Krona’s profession is that of a Regulator who protects magical artifacts; this includes the magical death mask mentioned in the blurb. There is a lot to unpack for Krona’s character, but mostly what I think of her are tenacity and intelligence. Essential aspects for someone who is in an investigative field. She is well written, and I enjoyed her sections of the story immensely.
Secondly, we have the character Melanie, and her chapters take place two years before Krona’s chapters. I did not connect with Melanie as much as I would have liked. Much of her story I can’t go into as it can be a bit spoilery, but she is an essential aspect of the overall narrative. Finally, the third point of view is that of Chabon himself. This is where Lostetter’s skill at writing shines. He is freaking terrifying, evil personified. But, his character’s darkness was familiar in that it resembled the malevolence of serial killers in history. I liked that. It allowed me to make some connections but also added a terrifying believability.
The darkness and violence in this story are executed very well. Wow. I enjoy dark fantasy and complex characters, so this was right up my alley on that front. There must have been a lot of research into the darkness and violence.

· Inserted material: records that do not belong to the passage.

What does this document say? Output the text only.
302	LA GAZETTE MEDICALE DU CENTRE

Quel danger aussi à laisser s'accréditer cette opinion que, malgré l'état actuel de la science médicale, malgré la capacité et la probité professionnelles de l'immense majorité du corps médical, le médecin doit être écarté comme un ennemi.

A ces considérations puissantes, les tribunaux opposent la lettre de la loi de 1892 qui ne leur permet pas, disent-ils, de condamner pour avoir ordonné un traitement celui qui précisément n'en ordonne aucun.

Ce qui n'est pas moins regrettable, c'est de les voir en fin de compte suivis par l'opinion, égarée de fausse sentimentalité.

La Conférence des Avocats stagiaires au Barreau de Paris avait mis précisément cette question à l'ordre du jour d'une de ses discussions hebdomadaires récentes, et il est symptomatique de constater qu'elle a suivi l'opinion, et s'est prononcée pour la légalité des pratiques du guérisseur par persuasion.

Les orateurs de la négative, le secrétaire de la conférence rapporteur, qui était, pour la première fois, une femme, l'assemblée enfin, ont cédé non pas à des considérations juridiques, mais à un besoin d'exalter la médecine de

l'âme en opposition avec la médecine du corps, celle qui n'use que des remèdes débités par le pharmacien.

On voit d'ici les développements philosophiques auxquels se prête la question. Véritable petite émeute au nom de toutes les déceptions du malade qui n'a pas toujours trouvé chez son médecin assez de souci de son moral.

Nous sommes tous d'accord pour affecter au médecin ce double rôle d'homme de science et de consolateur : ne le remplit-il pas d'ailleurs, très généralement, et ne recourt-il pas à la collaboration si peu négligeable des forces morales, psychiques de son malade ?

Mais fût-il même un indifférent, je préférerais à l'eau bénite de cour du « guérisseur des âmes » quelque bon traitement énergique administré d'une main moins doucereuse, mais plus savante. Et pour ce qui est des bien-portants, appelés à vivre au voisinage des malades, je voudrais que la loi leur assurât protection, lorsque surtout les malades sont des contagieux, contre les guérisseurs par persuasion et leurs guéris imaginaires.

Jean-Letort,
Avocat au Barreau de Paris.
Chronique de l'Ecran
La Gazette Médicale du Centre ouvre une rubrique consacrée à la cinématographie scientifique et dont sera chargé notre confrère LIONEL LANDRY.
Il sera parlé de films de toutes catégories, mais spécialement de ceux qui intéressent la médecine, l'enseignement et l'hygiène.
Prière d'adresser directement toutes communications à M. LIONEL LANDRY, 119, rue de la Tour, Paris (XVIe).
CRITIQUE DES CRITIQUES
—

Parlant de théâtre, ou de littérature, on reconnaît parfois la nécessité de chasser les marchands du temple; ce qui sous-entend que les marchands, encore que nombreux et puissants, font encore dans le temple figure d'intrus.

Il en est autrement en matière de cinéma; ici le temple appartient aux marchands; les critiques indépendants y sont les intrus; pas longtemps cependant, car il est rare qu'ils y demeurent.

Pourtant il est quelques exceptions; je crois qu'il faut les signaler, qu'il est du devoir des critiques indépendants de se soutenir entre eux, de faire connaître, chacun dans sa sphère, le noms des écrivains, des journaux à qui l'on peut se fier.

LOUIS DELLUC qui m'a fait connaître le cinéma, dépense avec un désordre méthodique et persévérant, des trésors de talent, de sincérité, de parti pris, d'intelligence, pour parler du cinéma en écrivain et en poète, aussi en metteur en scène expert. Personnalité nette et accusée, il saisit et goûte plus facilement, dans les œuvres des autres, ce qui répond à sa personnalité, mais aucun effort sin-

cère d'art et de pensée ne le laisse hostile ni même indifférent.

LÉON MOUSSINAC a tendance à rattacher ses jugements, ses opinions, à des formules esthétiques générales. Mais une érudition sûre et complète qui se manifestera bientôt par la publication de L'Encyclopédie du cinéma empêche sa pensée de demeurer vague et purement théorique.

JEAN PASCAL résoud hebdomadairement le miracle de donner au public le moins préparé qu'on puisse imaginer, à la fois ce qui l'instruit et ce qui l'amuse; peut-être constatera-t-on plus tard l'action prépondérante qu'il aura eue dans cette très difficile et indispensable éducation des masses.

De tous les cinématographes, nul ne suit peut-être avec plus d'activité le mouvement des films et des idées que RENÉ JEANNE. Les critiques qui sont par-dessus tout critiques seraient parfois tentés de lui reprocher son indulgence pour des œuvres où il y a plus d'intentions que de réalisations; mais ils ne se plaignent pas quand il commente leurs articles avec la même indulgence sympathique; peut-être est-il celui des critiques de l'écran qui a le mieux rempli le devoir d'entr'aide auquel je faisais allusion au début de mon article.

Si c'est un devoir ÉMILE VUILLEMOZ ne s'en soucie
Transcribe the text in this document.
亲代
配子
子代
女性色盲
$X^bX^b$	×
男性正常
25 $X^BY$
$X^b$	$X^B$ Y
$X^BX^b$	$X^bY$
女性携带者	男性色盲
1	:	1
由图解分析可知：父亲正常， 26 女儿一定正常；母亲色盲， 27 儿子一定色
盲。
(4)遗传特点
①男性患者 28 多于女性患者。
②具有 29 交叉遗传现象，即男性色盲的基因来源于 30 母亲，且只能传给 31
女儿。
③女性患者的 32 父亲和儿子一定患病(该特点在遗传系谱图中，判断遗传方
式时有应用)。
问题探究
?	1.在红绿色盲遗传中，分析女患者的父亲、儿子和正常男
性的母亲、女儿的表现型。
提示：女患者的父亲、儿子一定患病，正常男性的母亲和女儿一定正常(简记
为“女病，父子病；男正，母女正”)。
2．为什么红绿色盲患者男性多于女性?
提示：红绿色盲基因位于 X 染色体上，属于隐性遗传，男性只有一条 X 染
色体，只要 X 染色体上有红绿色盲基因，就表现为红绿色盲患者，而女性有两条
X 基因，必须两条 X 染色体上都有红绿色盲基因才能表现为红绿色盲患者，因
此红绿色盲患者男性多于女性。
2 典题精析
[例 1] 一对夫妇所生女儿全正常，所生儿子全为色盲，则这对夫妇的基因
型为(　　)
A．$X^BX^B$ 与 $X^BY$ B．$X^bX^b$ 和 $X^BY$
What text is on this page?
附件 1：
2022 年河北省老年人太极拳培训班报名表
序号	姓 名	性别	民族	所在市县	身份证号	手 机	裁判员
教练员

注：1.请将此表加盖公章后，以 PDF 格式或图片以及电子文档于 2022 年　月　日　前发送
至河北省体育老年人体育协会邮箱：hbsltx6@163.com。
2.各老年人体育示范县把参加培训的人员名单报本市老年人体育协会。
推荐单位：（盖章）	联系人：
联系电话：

The only reason this wasn’t a five-star read for me was it slowed down a bit and lost connection between the chapters. I will be reading the second book of this series, as the premise and world-building were well done. I liked just about everything, and I am hoping that the next book will be a smidge smoother between transitions. That might be due to me as a reader and what I am looking for in stories. Lostetter is a fantastic writer, though, and if you are looking for a story that hits horror notes and fantasy, this is it!